La condición de la sabiduría es saber envejecer. Es decir: saber que hay un tiempo para nacer y un tiempo para morir, un tiempo para intentar y un tiempo para desistir, un tiempo para hablar y un tiempo para callar, un tiempo para crecer y un tiempo para decrecer, un tiempo para liderar y un tiempo para dejarse llevar.

Envejecer es descubrir que todo ha valido la pena a pesar de todo, y que aceptarlo todo aceptándose del todo es la única forma de transformarlo todo. Envejecer es reconocer que la bondad es lo único que ha valido y que valdrá la pena. Y llegar por fin a la paz consigo y con todo.

Envejecer es darnos del todo, hasta morir, hasta nacer, hasta ser nuestro ser verdadero en la Plenitud de lo que ES.

(Publicado en DEIA y en los Diarios del Grupo NOTICIAS el 14-05-2017)

20 comentarios

  • Asun Poudereux

    Me gusta cómo envejecemos!!

    Gracias.

  • George R Porta

     
    ¡Hola, Óscar! Leo que has escrito: «Toda otra forma no solo se puede, sino que es ella misma una invención:
     
    – Cuando me invitaron a bailar, me inventé danzarín.
     
    – Cuando me desafiaron al tenis, me inventé tenista.
     
    – Cuando me echaron, me inventé buscar otra ocupación.
     
    – Cuando me secuestraron, me inventé cómo zafar.
     
    – Cuando me invitaron a ATRIO, me inventé atriero.»
     
    No es cuestión semántica: Todo esto debiera ser escrito:
     
    ―Cuando me invitaron a bailar, descubrí que danzaba, ya era capaz, pero yo no lo sabía aún hasta el punto que lo descubrí entonces…
     
    ―Cuando me desafiaron al tenis, descubrí que podía aceptar el desafío y jugar…ya era capaz, pero no lo sabía hasta el punto que lo descubrí en ese partido…
     
    ―Cuando me echaron, me descubrí capaz de desenvolverme en otra ocupación…ya era capaz pero no lo sabía en esa medida…
     
    ―Cuando me secuestraron, me descubrí capaz de escapar…ya lo era, pero no me constaba como cuando lo intenté…
     
    ―Cuando me invitaron a ATRIO, me descubrí atriero…ya lo era, pero no lo sabía hasta ese momento que comencé a aprender cómo serlo…
     
    No es posible añadir nada a una materia que no puede desaparecer y que solo se transforma. Lo que sí es posible es que sea descubierta, como si voy en el metro y de repente descubro junto a mí a alguien a quien conozco, pero que no había visto hasta ese momento.
     
    Después de todo, no puede ocurrir nada que no sea necesario, lo mismo si yo estoy advertido de ello o si no lo estoy todavía.
     
    No puede haber ecuaciones completamente nuevas…Parece que salgan del grafito del lápiz, como las líneas de una carta pero es imposible que las mismas raíces y las mismas palabras respectivamente no hayan existido siempre.
     
     
     
     

  • oscar varela

    Pienso que el “ABURRIMIENTO

    tiene su mayor logro en el “AGUANTE

    Y acá, para los “etsinondaretures” pueden meter todos los bomhofferes que se les antojen ¿no?

  • Santiago

    También inventamos los aviones porque sabíamos que podían volar, y construimos rascacielos porque habíamos calculado que iban a sostenerse e inventamos la TV porque descubrimos que podíamos proyectar tele-imágenes etc. El aburrimiento puede llegar a tener un propósito si podemos ordenarlo hacia la búsqueda de la verdad.

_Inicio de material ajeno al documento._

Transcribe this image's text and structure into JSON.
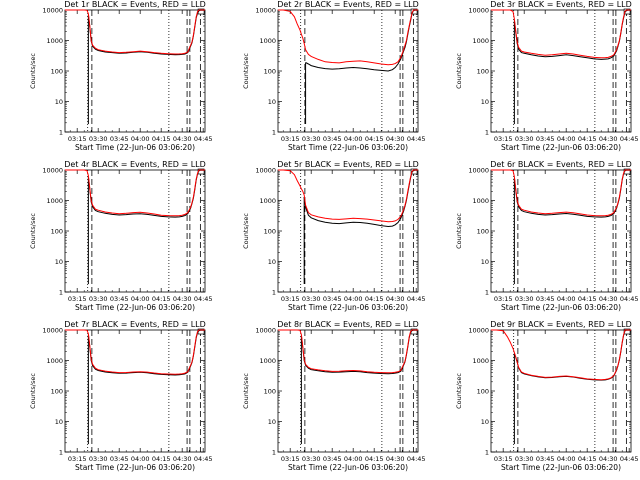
{
  "layout": {
    "panels_x": [
      65,
      278,
      491
    ],
    "panels_y": [
      10,
      170,
      330
    ],
    "plot_w": 140,
    "plot_h": 122
  },
  "chart_data": {
    "type": "line",
    "y_scale": "log",
    "ylim": [
      1,
      10000
    ],
    "y_ticks": [
      1,
      10,
      100,
      1000,
      10000
    ],
    "y_tick_labels": [
      "1",
      "10",
      "100",
      "1000",
      "10000"
    ],
    "x_ticks_min": [
      15,
      30,
      45,
      60,
      75,
      90,
      105
    ],
    "x_tick_labels": [
      "03:15",
      "03:30",
      "03:45",
      "04:00",
      "04:15",
      "04:30",
      "04:45"
    ],
    "x_range_min": [
      6.3,
      106.3
    ],
    "ylabel": "Counts/sec",
    "xlabel": "Start Time (22-Jun-06 03:06:20)",
    "series_names": [
      "Events",
      "LLD"
    ],
    "series_colors": {
      "Events": "#000000",
      "LLD": "#ff0000"
    },
    "x": [
      6.3,
      10,
      15,
      18,
      20,
      22,
      23,
      24,
      25,
      26,
      28,
      30,
      35,
      40,
      45,
      50,
      55,
      60,
      65,
      70,
      75,
      80,
      85,
      88,
      90,
      92,
      94,
      96,
      97,
      98,
      99,
      100,
      101,
      102,
      103,
      104,
      105,
      106.3
    ],
    "panels": [
      {
        "title": "Det 1r BLACK = Events, RED = LLD",
        "marker_x_min": 103.5,
        "dotted_x_min": [
          22.5,
          80.5
        ],
        "dashed_x_min": [
          25.5,
          93.5,
          95.5,
          103
        ],
        "events_start_min": 23,
        "lld": [
          10000,
          10000,
          10000,
          10000,
          10000,
          9800,
          7500,
          3000,
          1000,
          700,
          560,
          500,
          450,
          420,
          400,
          410,
          430,
          450,
          430,
          400,
          380,
          370,
          360,
          365,
          370,
          380,
          420,
          700,
          900,
          1500,
          3000,
          6000,
          9000,
          10000,
          10000,
          10000,
          10000,
          10000
        ],
        "events": [
          null,
          null,
          null,
          null,
          null,
          null,
          7000,
          2700,
          950,
          650,
          520,
          470,
          420,
          400,
          380,
          390,
          410,
          430,
          410,
          380,
          360,
          350,
          340,
          345,
          350,
          360,
          400,
          650,
          850,
          1400,
          2800,
          5500,
          8000,
          9500,
          9800,
          9800,
          9800,
          9800
        ]
      },
      {
        "title": "Det 2r BLACK = Events, RED = LLD",
        "marker_x_min": 103.5,
        "dotted_x_min": [
          22.5,
          80.5
        ],
        "dashed_x_min": [
          25.5,
          93.5,
          95.5,
          103
        ],
        "events_start_min": 25.5,
        "lld": [
          10000,
          10000,
          9000,
          6000,
          3500,
          2200,
          1600,
          1200,
          800,
          500,
          350,
          300,
          240,
          200,
          190,
          185,
          200,
          210,
          215,
          200,
          185,
          170,
          160,
          165,
          175,
          200,
          280,
          500,
          700,
          1000,
          1800,
          3000,
          5000,
          8000,
          10000,
          10000,
          10000,
          10000
        ],
        "events": [
          null,
          null,
          null,
          null,
          null,
          null,
          null,
          null,
          null,
          190,
          170,
          150,
          130,
          120,
          115,
          118,
          125,
          130,
          125,
          118,
          110,
          105,
          100,
          110,
          130,
          170,
          250,
          450,
          600,
          900,
          1600,
          2800,
          4500,
          7500,
          9500,
          9800,
          9800,
          9800
        ]
      },
      {
        "title": "Det 3r BLACK = Events, RED = LLD",
        "marker_x_min": 103.5,
        "dotted_x_min": [
          22.5,
          80.5
        ],
        "dashed_x_min": [
          25.5,
          93.5,
          95.5,
          103
        ],
        "events_start_min": 23,
        "lld": [
          10000,
          10000,
          10000,
          10000,
          10000,
          9000,
          5000,
          2000,
          900,
          600,
          450,
          420,
          380,
          350,
          330,
          340,
          360,
          380,
          360,
          330,
          300,
          280,
          270,
          275,
          280,
          300,
          340,
          500,
          700,
          1000,
          1800,
          3500,
          6000,
          9000,
          10000,
          10000,
          10000,
          10000
        ],
        "events": [
          null,
          null,
          null,
          null,
          null,
          null,
          4500,
          1800,
          800,
          520,
          400,
          380,
          340,
          310,
          295,
          300,
          320,
          340,
          320,
          295,
          270,
          250,
          240,
          245,
          250,
          270,
          310,
          460,
          650,
          950,
          1700,
          3300,
          5500,
          8500,
          9500,
          9800,
          9800,
          9800
        ]
      },
      {
        "title": "Det 4r BLACK = Events, RED = LLD",
        "marker_x_min": 103.5,
        "dotted_x_min": [
          22.5,
          80.5
        ],
        "dashed_x_min": [
          25.5,
          93.5,
          95.5,
          103
        ],
        "events_start_min": 23,
        "lld": [
          10000,
          10000,
          10000,
          10000,
          10000,
          9500,
          6500,
          2500,
          1000,
          700,
          520,
          480,
          420,
          390,
          370,
          380,
          400,
          410,
          390,
          360,
          330,
          320,
          315,
          320,
          330,
          350,
          400,
          600,
          850,
          1300,
          2500,
          5000,
          8000,
          10000,
          10000,
          10000,
          10000,
          10000
        ],
        "events": [
          null,
          null,
          null,
          null,
          null,
          null,
          6000,
          2300,
          900,
          620,
          470,
          430,
          380,
          350,
          335,
          345,
          360,
          370,
          350,
          325,
          300,
          290,
          285,
          290,
          300,
          320,
          370,
          560,
          800,
          1200,
          2300,
          4700,
          7500,
          9500,
          9800,
          9800,
          9800,
          9800
        ]
      },
      {
        "title": "Det 5r BLACK = Events, RED = LLD",
        "marker_x_min": 103.5,
        "dotted_x_min": [
          22.5,
          80.5
        ],
        "dashed_x_min": [
          25.5,
          93.5,
          95.5,
          103
        ],
        "events_start_min": 25,
        "lld": [
          10000,
          10000,
          9500,
          7000,
          4500,
          3000,
          2400,
          2000,
          1500,
          700,
          400,
          340,
          290,
          260,
          245,
          240,
          250,
          260,
          255,
          245,
          230,
          215,
          200,
          205,
          215,
          240,
          300,
          500,
          700,
          1100,
          2000,
          3500,
          6000,
          9000,
          10000,
          10000,
          10000,
          10000
        ],
        "events": [
          null,
          null,
          null,
          null,
          null,
          null,
          null,
          null,
          1300,
          600,
          330,
          270,
          220,
          195,
          180,
          175,
          185,
          195,
          190,
          180,
          165,
          150,
          140,
          145,
          160,
          190,
          260,
          450,
          650,
          1000,
          1800,
          3200,
          5500,
          8500,
          9500,
          9800,
          9800,
          9800
        ]
      },
      {
        "title": "Det 6r BLACK = Events, RED = LLD",
        "marker_x_min": 103.5,
        "dotted_x_min": [
          22.5,
          80.5
        ],
        "dashed_x_min": [
          25.5,
          93.5,
          95.5,
          103
        ],
        "events_start_min": 23,
        "lld": [
          10000,
          10000,
          10000,
          10000,
          10000,
          9500,
          6000,
          2300,
          1000,
          700,
          520,
          480,
          420,
          390,
          370,
          380,
          400,
          415,
          395,
          365,
          335,
          320,
          315,
          320,
          330,
          350,
          400,
          600,
          850,
          1300,
          2500,
          5000,
          8000,
          10000,
          10000,
          10000,
          10000,
          10000
        ],
        "events": [
          null,
          null,
          null,
          null,
          null,
          null,
          5500,
          2100,
          900,
          620,
          470,
          430,
          380,
          350,
          335,
          345,
          360,
          375,
          355,
          330,
          300,
          290,
          285,
          290,
          300,
          320,
          370,
          560,
          800,
          1200,
          2300,
          4700,
          7500,
          9500,
          9800,
          9800,
          9800,
          9800
        ]
      },
      {
        "title": "Det 7r BLACK = Events, RED = LLD",
        "marker_x_min": 103.5,
        "dotted_x_min": [
          22.5,
          80.5
        ],
        "dashed_x_min": [
          25.5,
          93.5,
          95.5,
          103
        ],
        "events_start_min": 23,
        "lld": [
          10000,
          10000,
          10000,
          10000,
          10000,
          9800,
          7500,
          3000,
          1100,
          750,
          560,
          500,
          450,
          420,
          400,
          405,
          420,
          430,
          415,
          390,
          370,
          360,
          355,
          360,
          370,
          385,
          430,
          700,
          900,
          1500,
          3000,
          6000,
          9000,
          10000,
          10000,
          10000,
          10000,
          10000
        ],
        "events": [
          null,
          null,
          null,
          null,
          null,
          null,
          7000,
          2700,
          1000,
          680,
          520,
          470,
          420,
          395,
          380,
          385,
          400,
          410,
          395,
          370,
          350,
          340,
          335,
          340,
          350,
          365,
          410,
          660,
          860,
          1400,
          2800,
          5500,
          8500,
          9500,
          9800,
          9800,
          9800,
          9800
        ]
      },
      {
        "title": "Det 8r BLACK = Events, RED = LLD",
        "marker_x_min": 103.5,
        "dotted_x_min": [
          22.5,
          80.5
        ],
        "dashed_x_min": [
          25.5,
          93.5,
          95.5,
          103
        ],
        "events_start_min": 23,
        "lld": [
          10000,
          10000,
          10000,
          10000,
          10000,
          9800,
          7000,
          2800,
          1100,
          750,
          600,
          540,
          490,
          460,
          440,
          445,
          460,
          470,
          455,
          430,
          410,
          400,
          395,
          400,
          410,
          425,
          470,
          750,
          950,
          1600,
          3000,
          6000,
          9000,
          10000,
          10000,
          10000,
          10000,
          10000
        ],
        "events": [
          null,
          null,
          null,
          null,
          null,
          null,
          6500,
          2600,
          1000,
          700,
          560,
          500,
          460,
          430,
          410,
          415,
          430,
          440,
          425,
          400,
          385,
          375,
          370,
          375,
          385,
          400,
          440,
          700,
          900,
          1500,
          2800,
          5500,
          8500,
          9500,
          9800,
          9800,
          9800,
          9800
        ]
      },
      {
        "title": "Det 9r BLACK = Events, RED = LLD",
        "marker_x_min": 103.5,
        "dotted_x_min": [
          22.5,
          80.5
        ],
        "dashed_x_min": [
          25.5,
          93.5,
          95.5,
          103
        ],
        "events_start_min": 23,
        "lld": [
          10000,
          10000,
          9500,
          6000,
          4000,
          2500,
          1800,
          1300,
          900,
          600,
          420,
          380,
          330,
          300,
          280,
          285,
          300,
          310,
          295,
          270,
          250,
          240,
          235,
          240,
          250,
          270,
          320,
          500,
          700,
          1100,
          2000,
          4000,
          7000,
          10000,
          10000,
          10000,
          10000,
          10000
        ],
        "events": [
          null,
          null,
          null,
          null,
          null,
          null,
          1700,
          1250,
          870,
          580,
          400,
          365,
          320,
          290,
          272,
          277,
          292,
          302,
          287,
          262,
          242,
          232,
          227,
          232,
          242,
          262,
          310,
          480,
          680,
          1050,
          1900,
          3800,
          6700,
          9500,
          9800,
          9800,
          9800,
          9800
        ]
      }
    ]
  }
}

    Saludos  Santiago Hernández

  • oscar varela

    Solo 2 invenciones ´no se pueden inventar_

    UNA: el nacer

    DOS: el Morir

    Toda otra forma no solo se puede, sino que es ella misma una invención:

    – Cuando me invitaron a bailar, me inventé danzarín.

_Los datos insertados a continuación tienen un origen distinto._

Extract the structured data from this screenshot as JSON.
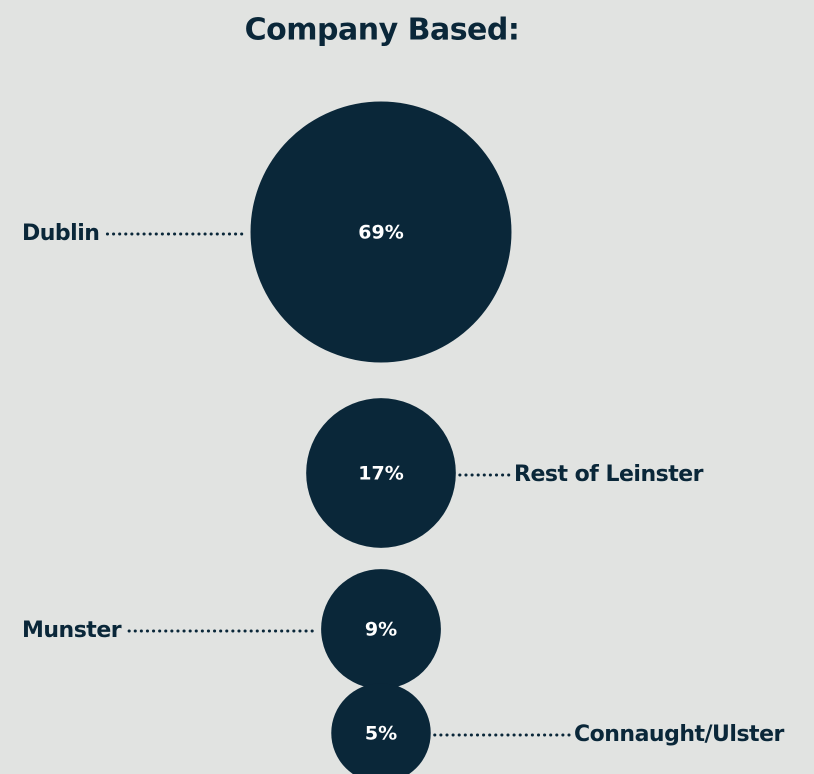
{
  "chart_data": {
    "type": "bubble",
    "title": "Company Based:",
    "categories": [
      "Dublin",
      "Rest of Leinster",
      "Munster",
      "Connaught/Ulster"
    ],
    "values": [
      69,
      17,
      9,
      5
    ],
    "value_labels": [
      "69%",
      "17%",
      "9%",
      "5%"
    ],
    "color": "#0a2739"
  }
}
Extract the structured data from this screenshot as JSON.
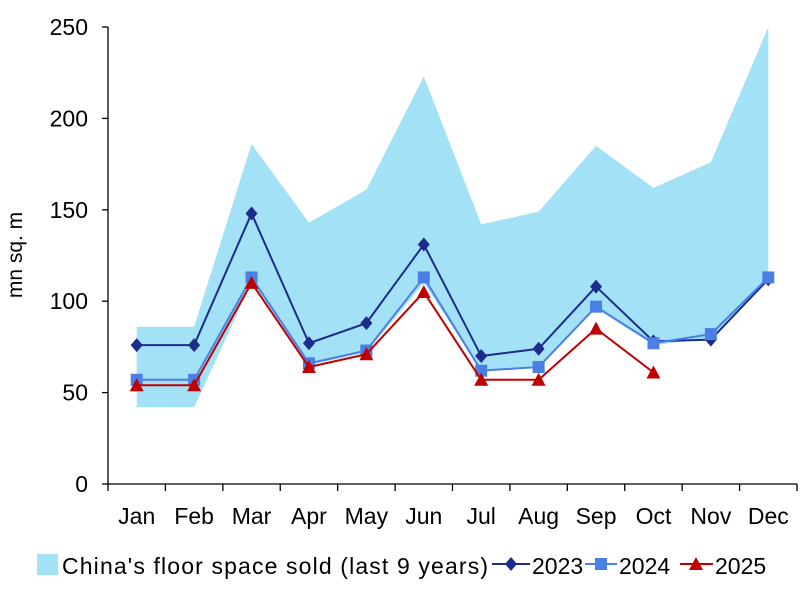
{
  "chart_data": {
    "type": "line",
    "categories": [
      "Jan",
      "Feb",
      "Mar",
      "Apr",
      "May",
      "Jun",
      "Jul",
      "Aug",
      "Sep",
      "Oct",
      "Nov",
      "Dec"
    ],
    "ylabel": "mn sq. m",
    "ylim": [
      0,
      250
    ],
    "yticks": [
      0,
      50,
      100,
      150,
      200,
      250
    ],
    "grid": false,
    "legend_position": "bottom",
    "band": {
      "name": "China's floor space sold (last 9 years)",
      "type": "area-range",
      "color": "#a3e1f7",
      "upper": [
        86,
        86,
        186,
        143,
        161,
        223,
        142,
        149,
        185,
        162,
        176,
        250
      ],
      "lower": [
        42,
        42,
        110,
        65,
        72,
        110,
        62,
        64,
        96,
        76,
        80,
        112
      ]
    },
    "series": [
      {
        "name": "2023",
        "marker": "diamond",
        "color": "#1c2c8c",
        "values": [
          76,
          76,
          148,
          77,
          88,
          131,
          70,
          74,
          108,
          78,
          79,
          112
        ]
      },
      {
        "name": "2024",
        "marker": "square",
        "color": "#4a7fe6",
        "values": [
          57,
          57,
          113,
          66,
          73,
          113,
          62,
          64,
          97,
          77,
          82,
          113
        ]
      },
      {
        "name": "2025",
        "marker": "triangle",
        "color": "#c00000",
        "values": [
          54,
          54,
          110,
          64,
          71,
          105,
          57,
          57,
          85,
          61,
          null,
          null
        ]
      }
    ]
  }
}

    – Cuando me desafiaron al tenis, me inventé tenista.

    – Cuando me echaron, me inventé buscar otra ocupación.

    – Cuando me secuestraron, me inventé cómo zafar.

    – Cuando me invitaron a ATRIO, me inventé atriero.

    – Cuando me …

    La Vida humana es mehrseitig (multifacética)

    La Vida humana está llena de cosas que no podemos o no nos dejan hacer y ser. Es una manera de inventarnos “jodidos”.

    Cuando un niño (o nieto) me dice

    – “Abuelo, ¡estoy aburrido!

    le respondo:

    – Así es, tenés toda la razón; es algo que hay que aprender: a estar aburrido para inventarte saliendo del aburrimiento.

    ¿Qué le vamos a hacer, no?

  • Santiago

    Es difícil, sin duda, envejecer…Es difícil saber cuando tenemos que “desistir, callar, decrecer, y dejarse llevar” y es difícil aceptar que vamos a morir…Sin embargo, a pesar que intentemos olvidarnos, y ocultar la realidad de nuestra partida, ….  la pregunta existencial persiste hasta nuestro tránsito final..De alguna manera, explícitamente o implícitamente, abierta o veladamente, consciente o semiconscientemente, en algún momento, el ser humano se pregunta por la finalidad de su vida, cuál fué el propósito de venir a la existencia y persistir en ella adquiriendo conciencia de “su” realidad, y cuál será su destino final real..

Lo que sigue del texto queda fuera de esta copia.